La epidemia declarada el pasado 1 de agosto en Kivu del Norte ha traspasado las líneas rebeldes, tal y como temía la Organización Mundial de la Salud (OMS). En esta zona hay más de cien grupos armados activos y se han registrado más de 120 incidentes violentos en lo que va corrido de año. Es una de las regiones más inestables del país. En la ciudad de Oicha, bajo control gubernamental pero rodeada y bajo asedio de los rebeldes ugandeses de las Fuerzas Democráticas Aliadas (ADF), se ha registrado un caso de contagio y otro paciente está bajo observación. 

"Por primera vez tenemos un caso confirmado en una zona de gran inseguridad", declaró el viernes pasado el director general adjunto de la OMS y responsable de las operaciones de emergencia, Peter Salama, en el marco de una rueda de prensa convocada expresamente para informar de la situación. "Anticipábamos el problema y temíamos que ocurriera", añadió. El caso confirmado de Oicha complica mucho la labor del personal sanitario y humanitario desplazado al Congo para hacer frente a la emergencia, se lamentó Salama, que subrayó que la única manera en que los trabajadores de la ONU pueden desplazarse y entrar en la ciudad es con escolta. Voluntarios, sacerdotes y empleados del Gobierno se cuentan actualmente entre los rehenes de los rebeldes. "Estamos en una encrucijada", denunció el responsable de la OMS. Si la lucha contra la enfermedad es ya lo bastante difícil, la perspectiva de llevarla a cabo en un entorno de guerra multiplica de modo preocupante la complejidad del desafío.

Campaña de vacunación

Con la colaboración de expertos de la OMS, el Ministerio de Salud congoleño ha vacunado a 3.591 personas con el tratamiento experimental rVSV-ZEBOV. La metodología empleada es la de la vacuna en anillo, es decir, la vacunación en el círculo de personas más próximas a casos sospechosos, sus contactos y sus cuidadores en los hogares o en los hospitales. El virus del ébola se transmite a través del contacto directo con sangre y fluidos corporales contaminados y es más virulento cuanto más avanzado está el proceso. Llega a alcanzar una tasa de mortalidad del 90% y su desarollo recuerda al de una criatura con una especial voracidad. Actúa con gran rapidez.

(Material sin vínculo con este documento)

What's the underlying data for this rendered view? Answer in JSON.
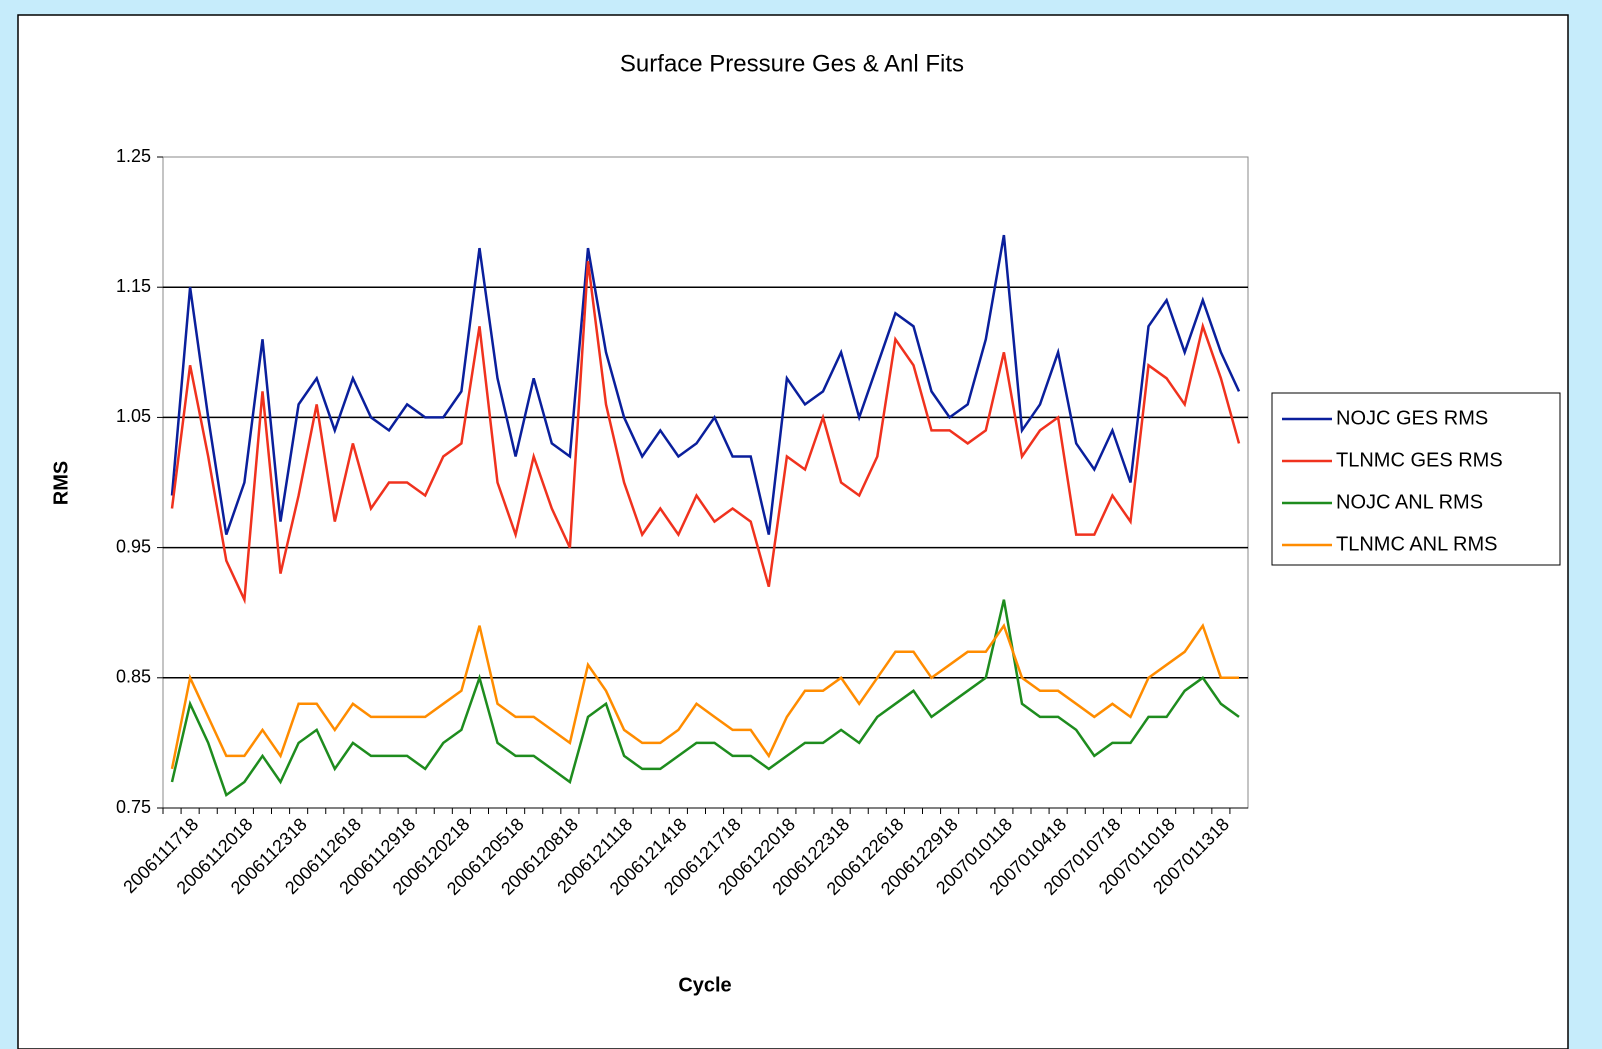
{
  "chart_data": {
    "type": "line",
    "title": "Surface Pressure Ges & Anl Fits",
    "x_label": "Cycle",
    "y_label": "RMS",
    "categories": [
      null,
      "2006111718",
      null,
      null,
      "2006112018",
      null,
      null,
      "2006112318",
      null,
      null,
      "2006112618",
      null,
      null,
      "2006112918",
      null,
      null,
      "2006120218",
      null,
      null,
      "2006120518",
      null,
      null,
      "2006120818",
      null,
      null,
      "2006121118",
      null,
      null,
      "2006121418",
      null,
      null,
      "2006121718",
      null,
      null,
      "2006122018",
      null,
      null,
      "2006122318",
      null,
      null,
      "2006122618",
      null,
      null,
      "2006122918",
      null,
      null,
      "2007010118",
      null,
      null,
      "2007010418",
      null,
      null,
      "2007010718",
      null,
      null,
      "2007011018",
      null,
      null,
      "2007011318",
      null
    ],
    "series": [
      {
        "name": "NOJC GES RMS",
        "color": "#0a1f9c",
        "values": [
          0.99,
          1.15,
          1.05,
          0.96,
          1.0,
          1.11,
          0.97,
          1.06,
          1.08,
          1.04,
          1.08,
          1.05,
          1.04,
          1.06,
          1.05,
          1.05,
          1.07,
          1.18,
          1.08,
          1.02,
          1.08,
          1.03,
          1.02,
          1.18,
          1.1,
          1.05,
          1.02,
          1.04,
          1.02,
          1.03,
          1.05,
          1.02,
          1.02,
          0.96,
          1.08,
          1.06,
          1.07,
          1.1,
          1.05,
          1.09,
          1.13,
          1.12,
          1.07,
          1.05,
          1.06,
          1.11,
          1.19,
          1.04,
          1.06,
          1.1,
          1.03,
          1.01,
          1.04,
          1.0,
          1.12,
          1.14,
          1.1,
          1.14,
          1.1,
          1.07
        ]
      },
      {
        "name": "TLNMC GES RMS",
        "color": "#f0321e",
        "values": [
          0.98,
          1.09,
          1.02,
          0.94,
          0.91,
          1.07,
          0.93,
          0.99,
          1.06,
          0.97,
          1.03,
          0.98,
          1.0,
          1.0,
          0.99,
          1.02,
          1.03,
          1.12,
          1.0,
          0.96,
          1.02,
          0.98,
          0.95,
          1.17,
          1.06,
          1.0,
          0.96,
          0.98,
          0.96,
          0.99,
          0.97,
          0.98,
          0.97,
          0.92,
          1.02,
          1.01,
          1.05,
          1.0,
          0.99,
          1.02,
          1.11,
          1.09,
          1.04,
          1.04,
          1.03,
          1.04,
          1.1,
          1.02,
          1.04,
          1.05,
          0.96,
          0.96,
          0.99,
          0.97,
          1.09,
          1.08,
          1.06,
          1.12,
          1.08,
          1.03
        ]
      },
      {
        "name": "NOJC ANL RMS",
        "color": "#1e8c1e",
        "values": [
          0.77,
          0.83,
          0.8,
          0.76,
          0.77,
          0.79,
          0.77,
          0.8,
          0.81,
          0.78,
          0.8,
          0.79,
          0.79,
          0.79,
          0.78,
          0.8,
          0.81,
          0.85,
          0.8,
          0.79,
          0.79,
          0.78,
          0.77,
          0.82,
          0.83,
          0.79,
          0.78,
          0.78,
          0.79,
          0.8,
          0.8,
          0.79,
          0.79,
          0.78,
          0.79,
          0.8,
          0.8,
          0.81,
          0.8,
          0.82,
          0.83,
          0.84,
          0.82,
          0.83,
          0.84,
          0.85,
          0.91,
          0.83,
          0.82,
          0.82,
          0.81,
          0.79,
          0.8,
          0.8,
          0.82,
          0.82,
          0.84,
          0.85,
          0.83,
          0.82
        ]
      },
      {
        "name": "TLNMC ANL RMS",
        "color": "#ff8c00",
        "values": [
          0.78,
          0.85,
          0.82,
          0.79,
          0.79,
          0.81,
          0.79,
          0.83,
          0.83,
          0.81,
          0.83,
          0.82,
          0.82,
          0.82,
          0.82,
          0.83,
          0.84,
          0.89,
          0.83,
          0.82,
          0.82,
          0.81,
          0.8,
          0.86,
          0.84,
          0.81,
          0.8,
          0.8,
          0.81,
          0.83,
          0.82,
          0.81,
          0.81,
          0.79,
          0.82,
          0.84,
          0.84,
          0.85,
          0.83,
          0.85,
          0.87,
          0.87,
          0.85,
          0.86,
          0.87,
          0.87,
          0.89,
          0.85,
          0.84,
          0.84,
          0.83,
          0.82,
          0.83,
          0.82,
          0.85,
          0.86,
          0.87,
          0.89,
          0.85,
          0.85
        ]
      }
    ],
    "ylim": [
      0.75,
      1.25
    ],
    "yticks": [
      0.75,
      0.85,
      0.95,
      1.05,
      1.15,
      1.25
    ],
    "grid": true,
    "legend": "right"
  }
}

La peor epidemia de esta enfermedad se declaró en marzo del 2014 -con los primeros casos que se remontaban a diciembre del 2013- en Guinea Conakry, país desde el cual la enfermedad se expandió virulentamente a Sierra Leona y Liberia. La OMS solo pudo dar por finalizada la epidemia en enero del 2016, después de registrar 11.300 muertes y más de 28.500 casos. La ONU admitió que las cifras reales podían incluso ser más altas.